I don’t remember how it happened but the conversation turned to my frustration with how easily I found fault with Benny, rather than seeing evidences of God’s grace in his life. Did other wives struggle with this, too? Or did I never pick up on wifely irritation because we Christians are too often “on our best behavior” around others and leave our snippy attitudes for behind-closed-doors interactions at home? The wife empathized with my temptations and shared that she, too, was often tempted to be critical of her husband, even when she kept her attitudes to herself.
Over the next hour or so, the Holy Spirit gently convicted me of my lack of commitment to encourage Benny. It wasn’t that there weren’t things about him that I dearly loved and admired. But what too often bubbled to the surface of my heart, and then came out of my mouth sometimes, were things that frustrated or irritated me.
How did this conviction come about? By the questions and thoughtful observations of my friends and husband.
- “Yeah, Sheree, I can see what you’re saying. Sometimes it seems like you’re a little quick to poke at Benny. We love the playfulness between you, but I’m realizing as you talk that I haven’t often heard you thank or encourage him much, at least when we’re around.”
- “Benny, do you feel a lack of encouragement from Sheree? What challenges does that present for you?”
- “Sheree, what do you sense the Lord is saying to you? What might change look like in the future?”
Some serious speck removal was happening that night. But no one was gouging them out of my eye with accusing words or painful jabs. In fact, I started it by confessing my struggles and inviting their help. My conscience was already bothering me so their honest questions and observations didn’t take me off guard.
When Benny and I retired to our room in the wee hours, I asked his forgiveness for my stinking attitudes and criticalness. I expressed my desire to grow in encouragement as a wife, but acknowledged some of my habits were so deep seated change would take time. What had just happened? The day before I had said some biting, fault-finding things to him — and now I was asking his forgiveness.

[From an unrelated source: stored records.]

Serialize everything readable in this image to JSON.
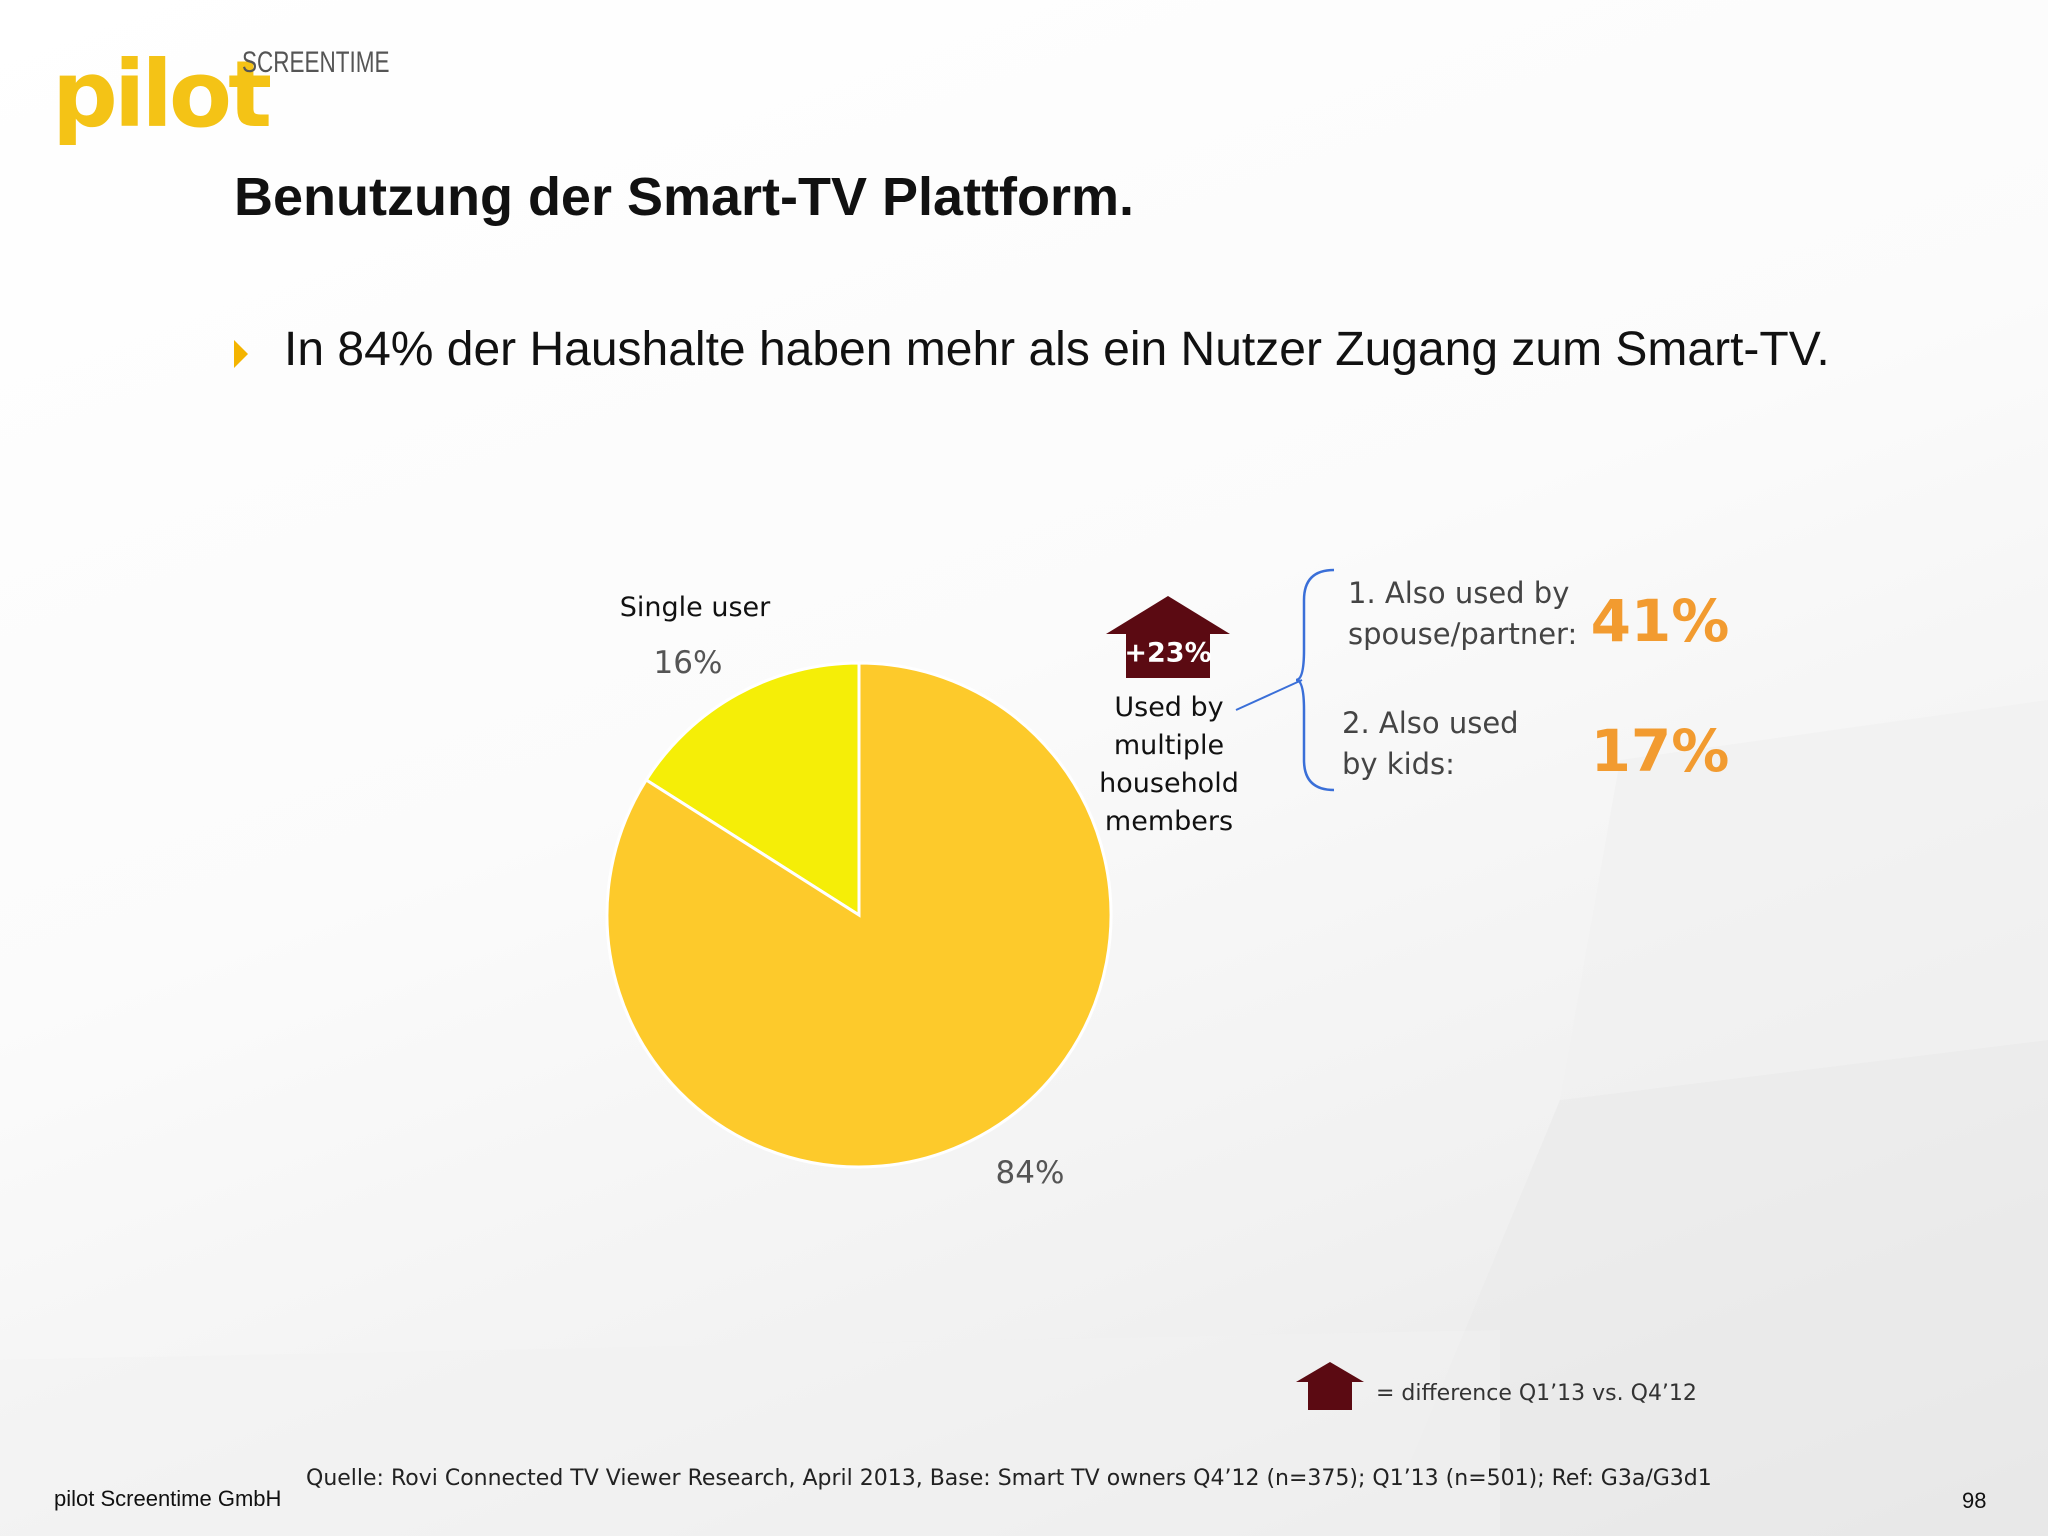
{
  "logo": {
    "wordmark": "pilot",
    "subline": "SCREENTIME"
  },
  "title": "Benutzung der Smart-TV Plattform.",
  "bullet": "In 84% der Haushalte haben mehr als ein Nutzer Zugang zum Smart-TV.",
  "chart_data": {
    "type": "pie",
    "categories": [
      "Single user",
      "Used by multiple household members"
    ],
    "values": [
      16,
      84
    ],
    "value_labels": [
      "16%",
      "84%"
    ],
    "colors": [
      "#f5ee07",
      "#fdca2b"
    ],
    "category_labels": {
      "single": "Single user",
      "multi": [
        "Used by",
        "multiple",
        "household",
        "members"
      ]
    }
  },
  "change_badge": {
    "label": "+23%",
    "color": "#5b0a12"
  },
  "breakdown": [
    {
      "lines": [
        "1. Also used by",
        "spouse/partner:"
      ],
      "value": "41%"
    },
    {
      "lines": [
        "2. Also used",
        "by kids:"
      ],
      "value": "17%"
    }
  ],
  "accent_color": "#f29b30",
  "legend": {
    "text": "= difference Q1’13 vs. Q4’12"
  },
  "footer": {
    "company": "pilot Screentime GmbH",
    "source": "Quelle: Rovi Connected TV Viewer Research, April 2013, Base: Smart TV owners Q4’12 (n=375); Q1’13 (n=501); Ref: G3a/G3d1",
    "page": "98"
  }
}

What happened was speck removal. My husband and friends had the courage and love to gently help me see what was happening in my heart; and then coming out of my mouth.
“Benny, did I just get confronted?” I playfully asked him. When specks are removed gently and compassionately, there is relief not condemnation. I felt cared for, not criticized; helped, not judged.
I wish I could say that night changed me forever. It didn’t. I’m still tempted to judge my husband and to find fault rather than look for things to encourage. But I’ve experienced the life changing grace of God to see my sin more quickly and to find hope for ongoing change. The correction of friends isn’t what changes us, after all. Change comes only by convicting, sanctifying power of the Holy Spirit moving on our hearts. Because Jesus died for and lives within me, I can have faith that “He who has begun a good work in me will carry it on to completion” (Phil 1:6). You can, too!
I remain a work in progress but am forever grateful for the truth-telling that set my heart on course for change.